O _PR está em final de mandato,
mas nem por isso se pense que Belém perde força até ser eleito (24 de Janeiro)
o substituto de Cavaco. O_próprio fez questão de lembrar que apenas um dos seus
poderes se encontra “cerceado”:_o de dissolver o parlamento e convocar novas
eleições. Mas pode demitir governos. Ou seja, pode demitir Costa, que chega a
primeiro-ministro com o apoio do BE, do PCP _e do PEV.
E o aviso ganha particular
relevo quando Cavaco assume que mantém reservas quanto à solução apresentada
por “quatro forças políticas [que] assinaram três documentos de diferente
alcance designados por ‘posições conjuntas’”, naquilo que lembrou ser uma
“solução inédita na história” da democracia portuguesa.
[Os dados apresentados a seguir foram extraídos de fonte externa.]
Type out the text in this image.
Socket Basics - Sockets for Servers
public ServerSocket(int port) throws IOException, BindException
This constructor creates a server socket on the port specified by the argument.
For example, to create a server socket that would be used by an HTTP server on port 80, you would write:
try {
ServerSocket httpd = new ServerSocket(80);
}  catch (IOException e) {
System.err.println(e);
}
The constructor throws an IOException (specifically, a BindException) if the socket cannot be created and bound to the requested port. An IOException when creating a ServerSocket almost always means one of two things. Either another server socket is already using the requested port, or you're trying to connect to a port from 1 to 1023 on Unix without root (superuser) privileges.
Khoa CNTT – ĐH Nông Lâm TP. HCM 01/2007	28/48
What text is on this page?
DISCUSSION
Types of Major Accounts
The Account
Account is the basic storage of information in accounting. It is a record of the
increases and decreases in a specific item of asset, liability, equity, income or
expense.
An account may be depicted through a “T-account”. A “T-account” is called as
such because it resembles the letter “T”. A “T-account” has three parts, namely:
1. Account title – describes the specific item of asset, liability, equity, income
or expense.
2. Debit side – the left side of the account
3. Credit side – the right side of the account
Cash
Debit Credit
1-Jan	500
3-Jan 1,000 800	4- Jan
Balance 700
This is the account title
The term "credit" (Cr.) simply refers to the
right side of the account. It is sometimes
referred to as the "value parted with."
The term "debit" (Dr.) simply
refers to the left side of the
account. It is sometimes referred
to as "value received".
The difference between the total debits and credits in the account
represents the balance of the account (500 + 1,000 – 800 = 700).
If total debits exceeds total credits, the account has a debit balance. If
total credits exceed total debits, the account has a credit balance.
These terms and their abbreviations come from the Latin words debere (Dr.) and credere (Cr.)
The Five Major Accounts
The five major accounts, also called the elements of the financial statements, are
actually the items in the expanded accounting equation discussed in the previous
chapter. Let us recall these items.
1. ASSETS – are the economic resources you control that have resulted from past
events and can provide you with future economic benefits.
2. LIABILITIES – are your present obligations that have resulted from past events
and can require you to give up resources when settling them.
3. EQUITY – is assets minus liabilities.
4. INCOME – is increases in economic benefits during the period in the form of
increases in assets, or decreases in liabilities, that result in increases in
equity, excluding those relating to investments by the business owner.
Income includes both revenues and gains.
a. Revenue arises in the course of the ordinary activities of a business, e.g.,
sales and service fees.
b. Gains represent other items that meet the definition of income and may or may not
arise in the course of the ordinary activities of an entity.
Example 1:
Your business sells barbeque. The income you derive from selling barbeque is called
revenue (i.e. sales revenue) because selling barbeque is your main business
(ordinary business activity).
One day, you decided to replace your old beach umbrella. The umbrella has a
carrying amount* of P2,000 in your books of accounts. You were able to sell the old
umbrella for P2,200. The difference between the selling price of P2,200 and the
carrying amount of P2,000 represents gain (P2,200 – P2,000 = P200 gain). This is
E acrescentou, para
memória futura ou para ajudar a sustentar alguma decisão que ainda venha a
tomar antes de deixar Belém: “Os referidos documentos são omissos quanto a
alguns pontos essenciais à estabilidade política e durabilidade do governo,
suscitando questões que, apesar dos esforços desenvolvidos, não foram
totalmente dissipadas.”
Para Cavaco, o governo do PS que
iniciou agora funções, depois de derrubar o governo de coligação que tomou
posse a 30 de Outubro, é um “governo minoritário” que se formou a partir de uma
“crise política” pela qual é responsável e cuja “estabilidade” e “durabilidade”
está nas mãos dos partidos que o viabilizaram, os mesmos a que é a conferida a
“responsabilidade pelo governo que é hoje empossado”, frisou o PR.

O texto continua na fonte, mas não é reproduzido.